Mkoll nodded. ‘And one from your pockets. Keep two back. We’ll see if we can set them inside, along with the ones Mazho’s lugging.’
‘Long timer?’
‘What’ll that give us?’
‘Thirty minutes. Give or take. They’re not accurate, or reliable.’
‘Longest mark, then. Go.’
They darted low between pools of shadow, running side by side, and slithered in under the curve of the sphere. The Oratory sat on huge shock gimbals, and thick trunks of cable sheaves and power ducting sprouted from its south pole into the deck.
Milo placed the first charge, using the fusion anchor to fix it to the bone. He removed the steel pin, and flipped the activator. They ran on a few metres, then fixed the second, trying to space the mines fairly evenly on a line of latitude near the sphere’s base. The fifth one wouldn’t stick, its anchor plate too old and corroded. Mkoll switched it for one of the mines in his coat pockets.
‘Hurry,’ Milo whispered.
‘I’m hurrying gently,’ Mkoll replied.
‘What’s taking so long?’ Mazho whispered. The procession of Sekkite seniors had almost finished filing into the Oratory, and the excubitor vanguard was preparing to unhook the doors and swing them shut.

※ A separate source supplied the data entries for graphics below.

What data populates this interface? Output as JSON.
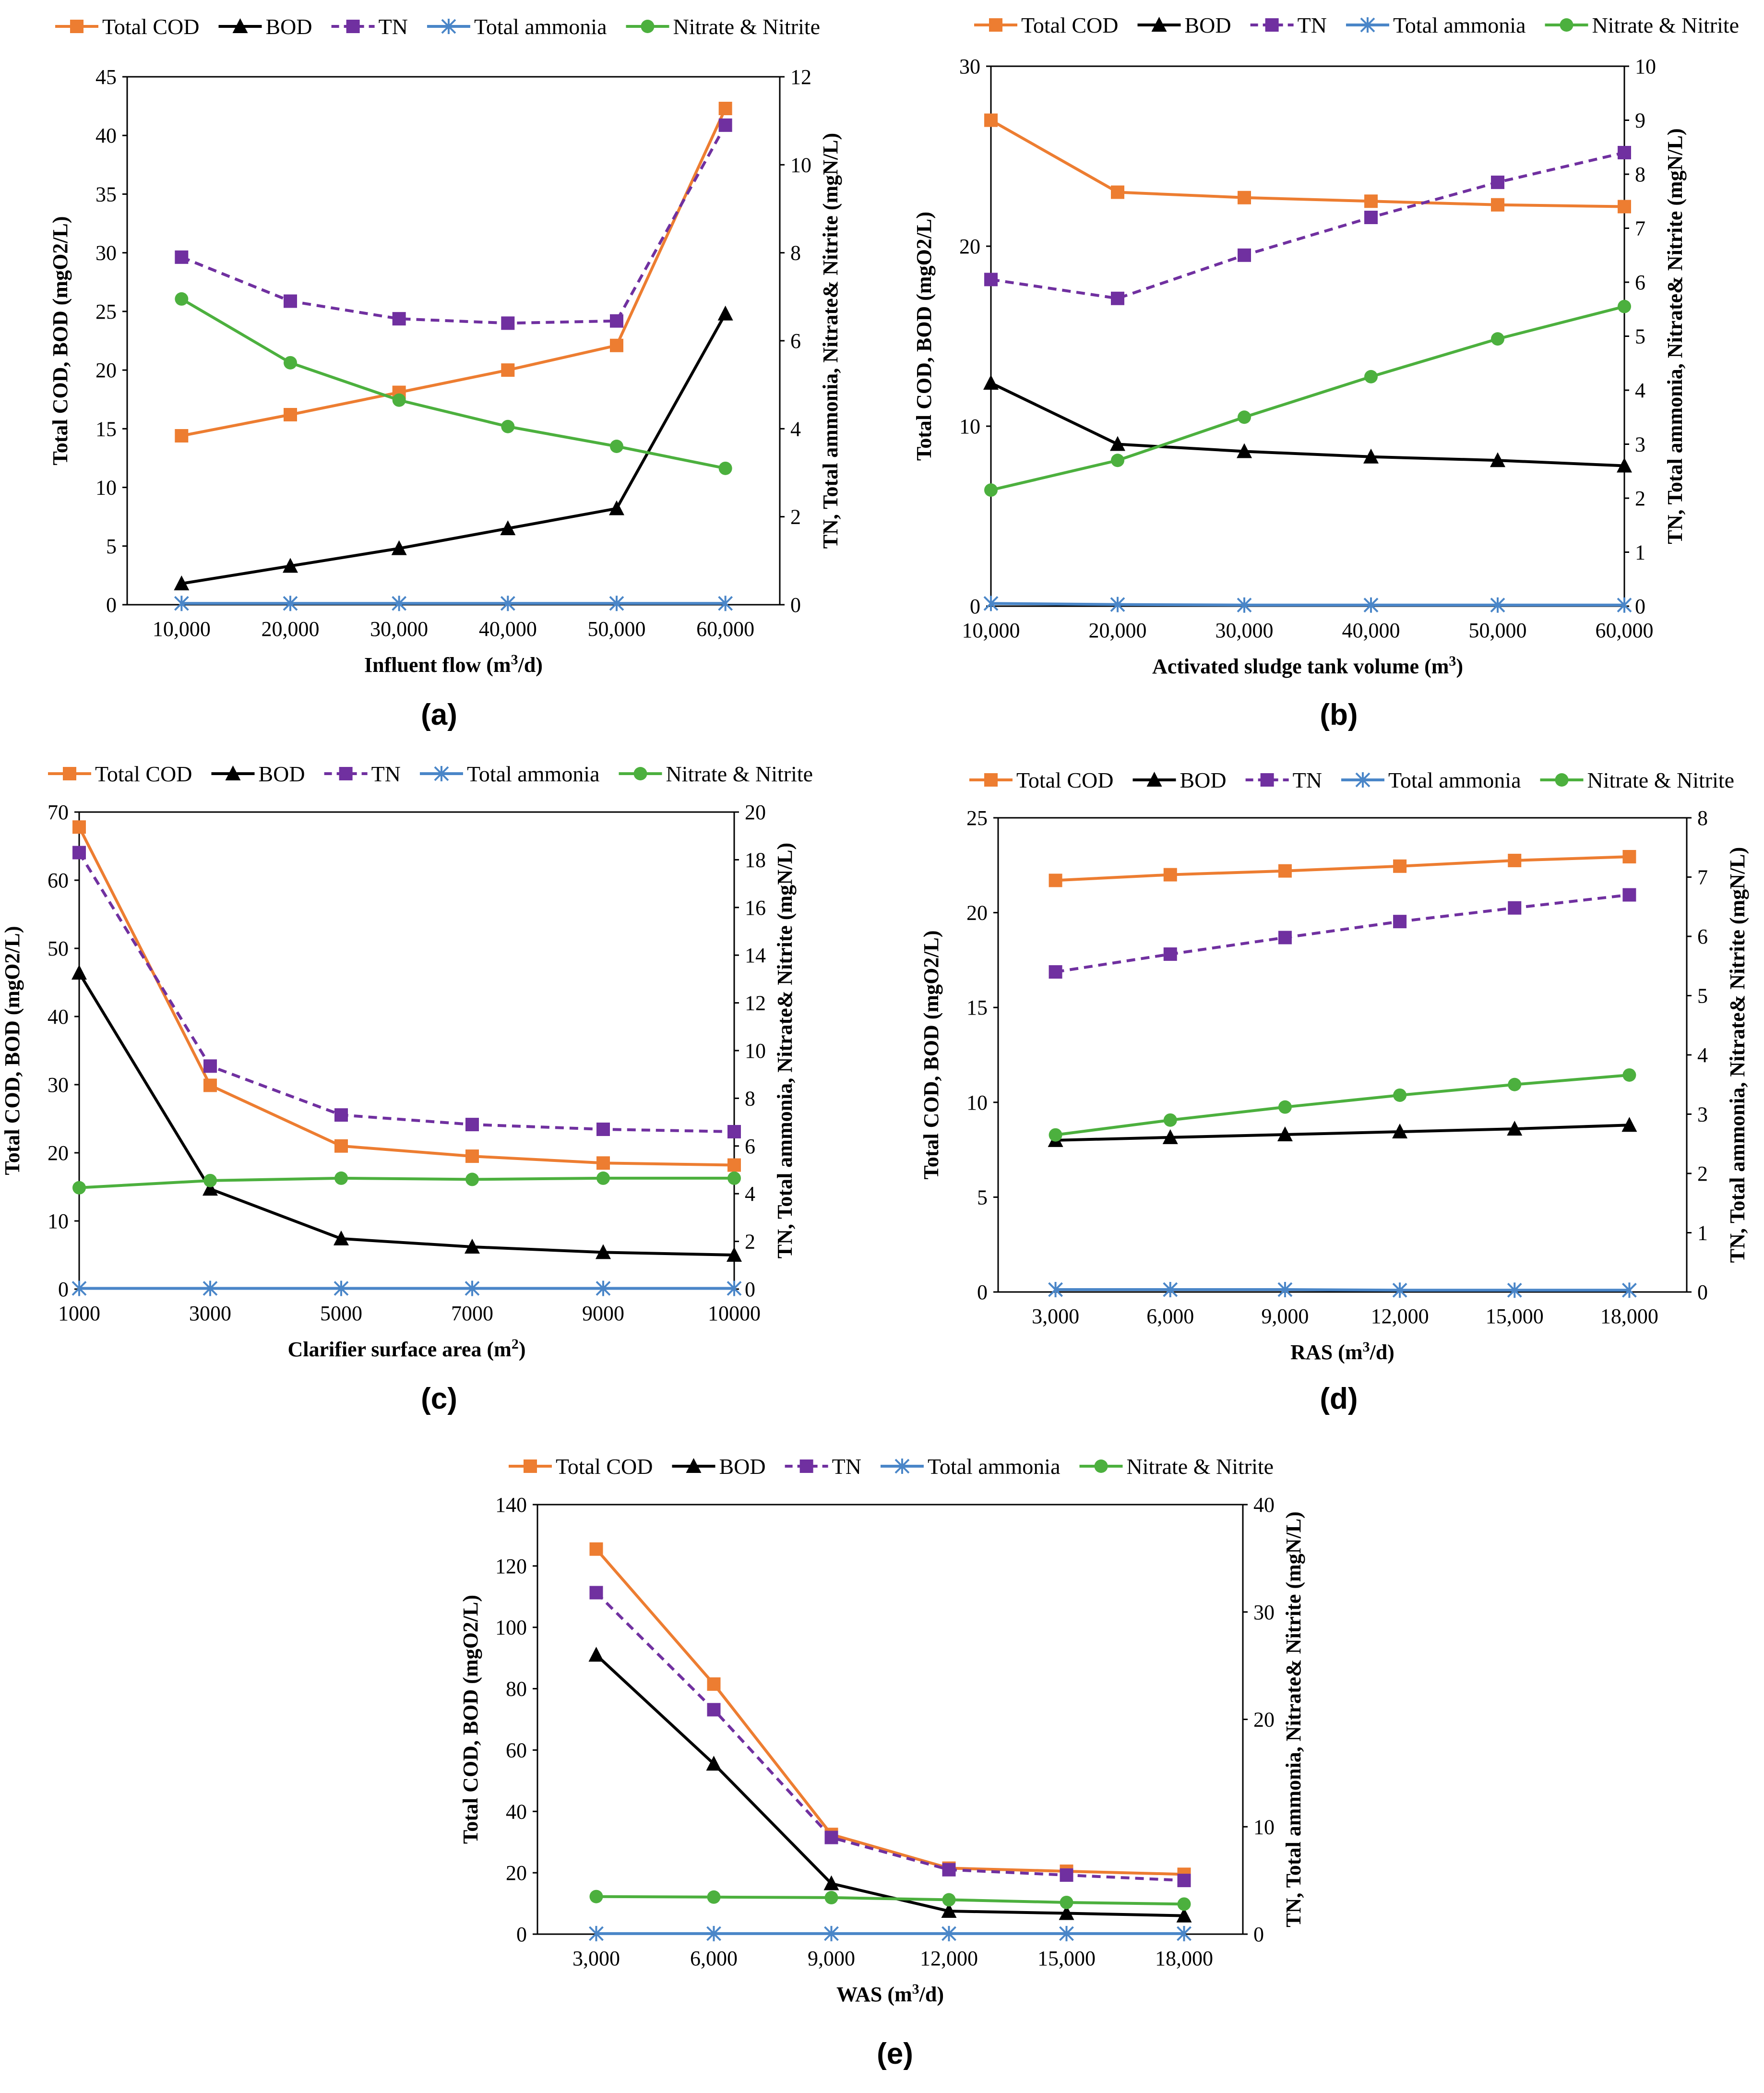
{
  "series_styles": [
    {
      "key": "cod",
      "name": "Total COD",
      "color": "#ED7D31",
      "marker": "square",
      "dash": false
    },
    {
      "key": "bod",
      "name": "BOD",
      "color": "#000000",
      "marker": "triangle",
      "dash": false
    },
    {
      "key": "tn",
      "name": "TN",
      "color": "#7030A0",
      "marker": "square",
      "dash": true
    },
    {
      "key": "amm",
      "name": "Total ammonia",
      "color": "#4A86C8",
      "marker": "asterisk",
      "dash": false
    },
    {
      "key": "nit",
      "name": "Nitrate & Nitrite",
      "color": "#4CB03E",
      "marker": "circle",
      "dash": false
    }
  ],
  "chart_data": [
    {
      "type": "line",
      "label": "(a)",
      "xlabel": "Influent flow (m3/d)",
      "xlabel_main": "Influent flow (m",
      "xlabel_sup": "3",
      "xlabel_tail": "/d)",
      "x": [
        "10,000",
        "20,000",
        "30,000",
        "40,000",
        "50,000",
        "60,000"
      ],
      "x_positions": "category",
      "ylabel": "Total COD, BOD (mgO2/L)",
      "ylim": [
        0,
        45
      ],
      "yticks": [
        0,
        5,
        10,
        15,
        20,
        25,
        30,
        35,
        40,
        45
      ],
      "y2label": "TN, Total ammonia, Nitrate& Nitrite (mgN/L)",
      "y2lim": [
        0,
        12
      ],
      "y2ticks": [
        0,
        2,
        4,
        6,
        8,
        10,
        12
      ],
      "series": [
        {
          "key": "cod",
          "name": "Total COD",
          "axis": "left",
          "values": [
            14.4,
            16.2,
            18.1,
            20.0,
            22.1,
            42.3
          ]
        },
        {
          "key": "bod",
          "name": "BOD",
          "axis": "left",
          "values": [
            1.8,
            3.3,
            4.8,
            6.5,
            8.2,
            24.8
          ]
        },
        {
          "key": "tn",
          "name": "TN",
          "axis": "right",
          "values": [
            7.9,
            6.9,
            6.5,
            6.4,
            6.45,
            10.9
          ]
        },
        {
          "key": "amm",
          "name": "Total ammonia",
          "axis": "right",
          "values": [
            0.03,
            0.03,
            0.03,
            0.03,
            0.03,
            0.03
          ]
        },
        {
          "key": "nit",
          "name": "Nitrate & Nitrite",
          "axis": "right",
          "values": [
            6.95,
            5.5,
            4.65,
            4.05,
            3.6,
            3.1
          ]
        }
      ]
    },
    {
      "type": "line",
      "label": "(b)",
      "xlabel": "Activated sludge tank volume (m3)",
      "xlabel_main": "Activated sludge tank volume (m",
      "xlabel_sup": "3",
      "xlabel_tail": ")",
      "x": [
        "10,000",
        "20,000",
        "30,000",
        "40,000",
        "50,000",
        "60,000"
      ],
      "x_positions": "edge",
      "ylabel": "Total COD, BOD (mgO2/L)",
      "ylim": [
        0,
        30
      ],
      "yticks": [
        0,
        10,
        20,
        30
      ],
      "y2label": "TN, Total ammonia, Nitrate& Nitrite (mgN/L)",
      "y2lim": [
        0,
        10
      ],
      "y2ticks": [
        0,
        1,
        2,
        3,
        4,
        5,
        6,
        7,
        8,
        9,
        10
      ],
      "series": [
        {
          "key": "cod",
          "name": "Total COD",
          "axis": "left",
          "values": [
            27.0,
            23.0,
            22.7,
            22.5,
            22.3,
            22.2
          ]
        },
        {
          "key": "bod",
          "name": "BOD",
          "axis": "left",
          "values": [
            12.4,
            9.0,
            8.6,
            8.3,
            8.1,
            7.8
          ]
        },
        {
          "key": "tn",
          "name": "TN",
          "axis": "right",
          "values": [
            6.05,
            5.7,
            6.5,
            7.2,
            7.85,
            8.4
          ]
        },
        {
          "key": "amm",
          "name": "Total ammonia",
          "axis": "right",
          "values": [
            0.05,
            0.03,
            0.02,
            0.02,
            0.02,
            0.02
          ]
        },
        {
          "key": "nit",
          "name": "Nitrate & Nitrite",
          "axis": "right",
          "values": [
            2.15,
            2.7,
            3.5,
            4.25,
            4.95,
            5.55
          ]
        }
      ]
    },
    {
      "type": "line",
      "label": "(c)",
      "xlabel": "Clarifier surface area (m2)",
      "xlabel_main": "Clarifier surface area (m",
      "xlabel_sup": "2",
      "xlabel_tail": ")",
      "x": [
        "1000",
        "3000",
        "5000",
        "7000",
        "9000",
        "10000"
      ],
      "x_positions": "edge",
      "ylabel": "Total COD, BOD (mgO2/L)",
      "ylim": [
        0,
        70
      ],
      "yticks": [
        0,
        10,
        20,
        30,
        40,
        50,
        60,
        70
      ],
      "y2label": "TN, Total ammonia, Nitrate& Nitrite (mgN/L)",
      "y2lim": [
        0,
        20
      ],
      "y2ticks": [
        0,
        2,
        4,
        6,
        8,
        10,
        12,
        14,
        16,
        18,
        20
      ],
      "series": [
        {
          "key": "cod",
          "name": "Total COD",
          "axis": "left",
          "values": [
            67.8,
            29.9,
            21.0,
            19.5,
            18.5,
            18.2
          ]
        },
        {
          "key": "bod",
          "name": "BOD",
          "axis": "left",
          "values": [
            46.4,
            14.7,
            7.4,
            6.2,
            5.4,
            5.0
          ]
        },
        {
          "key": "tn",
          "name": "TN",
          "axis": "right",
          "values": [
            18.3,
            9.35,
            7.3,
            6.9,
            6.7,
            6.6
          ]
        },
        {
          "key": "amm",
          "name": "Total ammonia",
          "axis": "right",
          "values": [
            0.03,
            0.03,
            0.03,
            0.03,
            0.03,
            0.03
          ]
        },
        {
          "key": "nit",
          "name": "Nitrate & Nitrite",
          "axis": "right",
          "values": [
            4.25,
            4.55,
            4.65,
            4.6,
            4.65,
            4.65
          ]
        }
      ]
    },
    {
      "type": "line",
      "label": "(d)",
      "xlabel": "RAS (m3/d)",
      "xlabel_main": "RAS (m",
      "xlabel_sup": "3",
      "xlabel_tail": "/d)",
      "x": [
        "3,000",
        "6,000",
        "9,000",
        "12,000",
        "15,000",
        "18,000"
      ],
      "x_positions": "category",
      "ylabel": "Total COD, BOD (mgO2/L)",
      "ylim": [
        0,
        25
      ],
      "yticks": [
        0,
        5,
        10,
        15,
        20,
        25
      ],
      "y2label": "TN, Total ammonia, Nitrate& Nitrite (mgN/L)",
      "y2lim": [
        0,
        8
      ],
      "y2ticks": [
        0,
        1,
        2,
        3,
        4,
        5,
        6,
        7,
        8
      ],
      "series": [
        {
          "key": "cod",
          "name": "Total COD",
          "axis": "left",
          "values": [
            21.7,
            22.0,
            22.2,
            22.45,
            22.75,
            22.95
          ]
        },
        {
          "key": "bod",
          "name": "BOD",
          "axis": "left",
          "values": [
            8.0,
            8.15,
            8.3,
            8.45,
            8.6,
            8.8
          ]
        },
        {
          "key": "tn",
          "name": "TN",
          "axis": "right",
          "values": [
            5.4,
            5.7,
            5.98,
            6.25,
            6.48,
            6.7
          ]
        },
        {
          "key": "amm",
          "name": "Total ammonia",
          "axis": "right",
          "values": [
            0.04,
            0.04,
            0.04,
            0.03,
            0.03,
            0.03
          ]
        },
        {
          "key": "nit",
          "name": "Nitrate & Nitrite",
          "axis": "right",
          "values": [
            2.65,
            2.9,
            3.12,
            3.32,
            3.5,
            3.66
          ]
        }
      ]
    },
    {
      "type": "line",
      "label": "(e)",
      "xlabel": "WAS (m3/d)",
      "xlabel_main": "WAS (m",
      "xlabel_sup": "3",
      "xlabel_tail": "/d)",
      "x": [
        "3,000",
        "6,000",
        "9,000",
        "12,000",
        "15,000",
        "18,000"
      ],
      "x_positions": "category",
      "ylabel": "Total COD, BOD (mgO2/L)",
      "ylim": [
        0,
        140
      ],
      "yticks": [
        0,
        20,
        40,
        60,
        80,
        100,
        120,
        140
      ],
      "y2label": "TN, Total ammonia, Nitrate& Nitrite (mgN/L)",
      "y2lim": [
        0,
        40
      ],
      "y2ticks": [
        0,
        10,
        20,
        30,
        40
      ],
      "series": [
        {
          "key": "cod",
          "name": "Total COD",
          "axis": "left",
          "values": [
            125.5,
            81.5,
            32.5,
            21.5,
            20.5,
            19.5
          ]
        },
        {
          "key": "bod",
          "name": "BOD",
          "axis": "left",
          "values": [
            91.0,
            55.5,
            16.5,
            7.5,
            6.8,
            6.0
          ]
        },
        {
          "key": "tn",
          "name": "TN",
          "axis": "right",
          "values": [
            31.8,
            20.9,
            9.0,
            6.0,
            5.5,
            5.0
          ]
        },
        {
          "key": "amm",
          "name": "Total ammonia",
          "axis": "right",
          "values": [
            0.05,
            0.05,
            0.05,
            0.05,
            0.05,
            0.05
          ]
        },
        {
          "key": "nit",
          "name": "Nitrate & Nitrite",
          "axis": "right",
          "values": [
            3.5,
            3.45,
            3.4,
            3.2,
            2.95,
            2.8
          ]
        }
      ]
    }
  ]
}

‘They’re coming,’ Holofurnace assured him.
‘What if they’ve been taken?’ Mazho asked.
Holofurnace looked grim. ‘Then it’s down to us,’ he said. He beckoned Mazho, and they stepped out of the shadows and joined the last of the officers gathering before the doors.
They fell into line, the queue advancing slowly. Mazho kept looking back. He couldn’t see anyone behind them except enemy staff officers and V’heduak magirs.
‘Stop doing that,’ Holofurnace whispered to him. ‘If they’re not coming, they’re not coming.’